ここに来る前に彼女に状況は説明してある。俺が答えるよりは外で戦っていた彼女が説明をするのが自然だろう。
「私が弓で五人仕留め、シーリアとホルスの援護を受けながらカイルを先頭に他の護衛が突撃。相手が弱いから私はケイトの援護に。多分、向こうもそろそろ終わってる」
無表情なクルスの平坦な口調の説明に、エール伯はほっとしたように頷く。
今頃、兄は明るく元気に勝鬨を上げているだろう。
なんだか容易に想像が付いて笑いそうになる。
「優秀な働きをしているのにお前達には名誉を与えられん。本当にすまぬな」
エール伯は軍人のように姿勢よく直立しながら、すまなそうに言う。
もしかすると、名誉とは貴族にとって至上の物なのかもしれない。
そうでもなければ彼のような上位の貴族が俺のような冒険者に謝罪することなどないのではないか。俺とは違う価値観を持っていると考えた方がいいだろう。

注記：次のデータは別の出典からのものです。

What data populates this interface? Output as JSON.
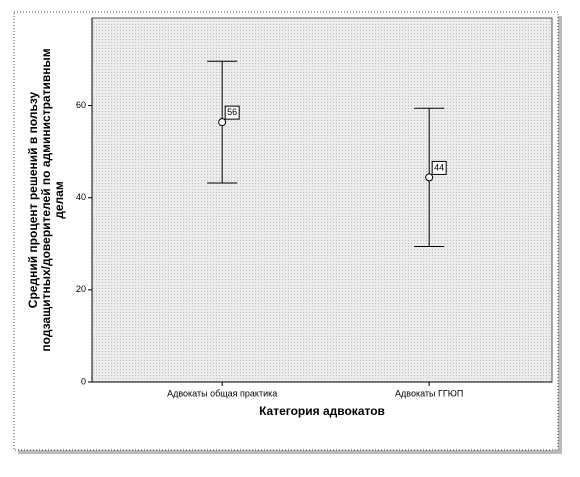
{
  "chart_data": {
    "type": "errorbar",
    "ylabel": [
      "Средний процент решений в пользу",
      "подзащитных/доверителей по административным",
      "делам"
    ],
    "xlabel": "Категория адвокатов",
    "categories": [
      "Адвокаты общая практика",
      "Адвокаты ГГЮП"
    ],
    "values": [
      56.4,
      44.4
    ],
    "value_labels": [
      "56",
      "44"
    ],
    "errors": [
      13.2,
      15.0
    ],
    "color": "#000000",
    "ylim": [
      0,
      79
    ],
    "yticks": [
      0,
      20,
      40,
      60
    ]
  }
}
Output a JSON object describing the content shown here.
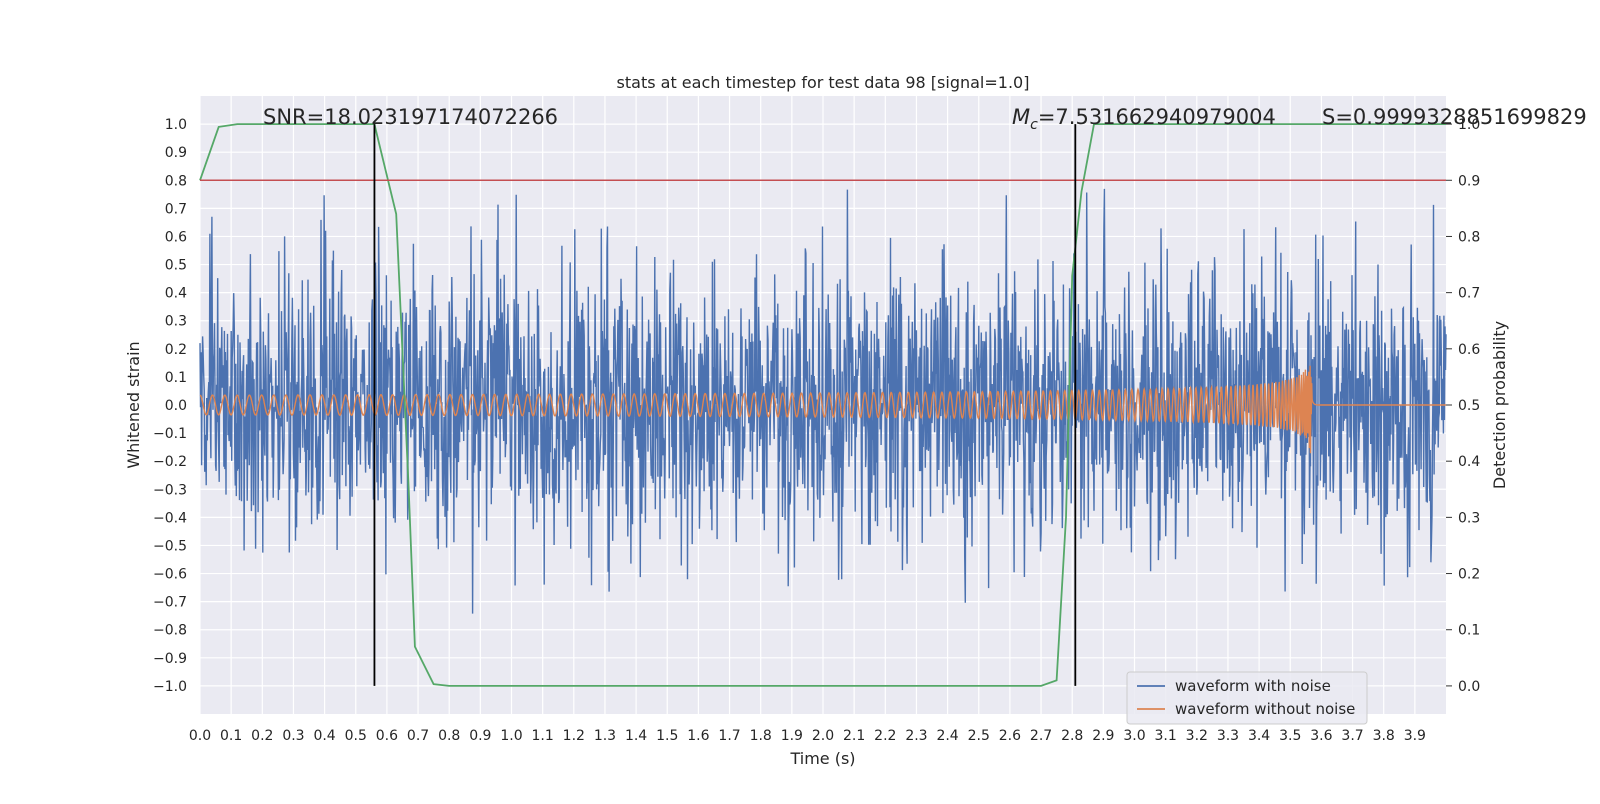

彼に対して失礼にならないよう、俺は考えながら返答する。
「有難う御座います。ですが、このような重大な会議の護衛をさせて頂けるだけでも、私には余りある名誉です」
「ふふ……本当に歳に似合わぬな」
半分呆れるようにエール伯は笑い声を上げた。
それから半時間も立たないうちに外に戦いに出ていた兄達は、得意満面の笑顔をしながら広間に戻り、それぞれの代表に戦果を報告する。
緊迫した空気は事態の劇的な解決を経て、和やかなものへと戻り、協定のための会議は明日の形式的な会議と調印を残すだけとなった。

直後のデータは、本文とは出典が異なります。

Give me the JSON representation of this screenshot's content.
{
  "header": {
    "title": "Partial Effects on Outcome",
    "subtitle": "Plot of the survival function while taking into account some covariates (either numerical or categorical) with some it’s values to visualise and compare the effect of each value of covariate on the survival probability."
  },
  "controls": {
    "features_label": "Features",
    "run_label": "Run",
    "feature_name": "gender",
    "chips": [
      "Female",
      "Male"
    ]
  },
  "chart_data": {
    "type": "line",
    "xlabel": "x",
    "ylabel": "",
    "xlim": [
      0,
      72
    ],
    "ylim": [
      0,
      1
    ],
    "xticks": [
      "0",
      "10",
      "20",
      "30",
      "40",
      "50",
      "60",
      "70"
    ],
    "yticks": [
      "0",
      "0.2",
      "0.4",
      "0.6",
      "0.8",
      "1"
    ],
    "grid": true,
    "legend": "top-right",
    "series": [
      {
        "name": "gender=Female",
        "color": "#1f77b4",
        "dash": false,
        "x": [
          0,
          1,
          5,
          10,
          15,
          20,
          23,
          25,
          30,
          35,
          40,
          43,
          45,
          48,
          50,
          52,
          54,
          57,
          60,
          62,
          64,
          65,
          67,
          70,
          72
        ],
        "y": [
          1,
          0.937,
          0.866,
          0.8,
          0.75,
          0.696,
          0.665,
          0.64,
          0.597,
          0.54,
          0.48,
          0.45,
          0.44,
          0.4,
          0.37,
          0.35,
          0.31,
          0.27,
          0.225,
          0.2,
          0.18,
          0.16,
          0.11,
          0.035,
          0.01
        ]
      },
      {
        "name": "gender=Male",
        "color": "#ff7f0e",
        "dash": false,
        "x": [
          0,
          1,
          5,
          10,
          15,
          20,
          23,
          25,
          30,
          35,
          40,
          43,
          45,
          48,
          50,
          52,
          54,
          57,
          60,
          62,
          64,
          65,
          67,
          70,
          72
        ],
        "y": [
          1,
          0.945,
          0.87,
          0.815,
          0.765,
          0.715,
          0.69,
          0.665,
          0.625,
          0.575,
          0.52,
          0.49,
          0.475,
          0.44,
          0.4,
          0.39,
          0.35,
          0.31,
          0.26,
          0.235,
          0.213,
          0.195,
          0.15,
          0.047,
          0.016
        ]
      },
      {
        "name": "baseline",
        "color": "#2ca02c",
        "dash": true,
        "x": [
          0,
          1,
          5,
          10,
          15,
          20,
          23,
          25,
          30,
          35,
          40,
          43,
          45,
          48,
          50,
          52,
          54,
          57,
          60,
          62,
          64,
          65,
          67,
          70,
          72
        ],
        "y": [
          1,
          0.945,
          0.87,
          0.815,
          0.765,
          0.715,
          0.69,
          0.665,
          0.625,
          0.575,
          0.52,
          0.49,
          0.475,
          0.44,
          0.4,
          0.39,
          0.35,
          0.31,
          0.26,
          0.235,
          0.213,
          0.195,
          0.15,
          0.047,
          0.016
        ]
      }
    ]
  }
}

この日の夜、俺はシーリアと二人でクルスの腕を冷やすために、寝ずに水に浸けた布を変え続け、見張りの時間も彼女と同じ時間帯にしてもらい冷やし続けた。
燃えるように熱を持っている腕は相当痛むはずなのに、クルスは力になれたと幸せそうに笑う。
可愛いし、頼りになるけど危なかっしい。
本当に困ったものだと思いながら、俺は激しい戦いのせいで乱れたままになっていたクルスの髪を、綺麗に直して上げた。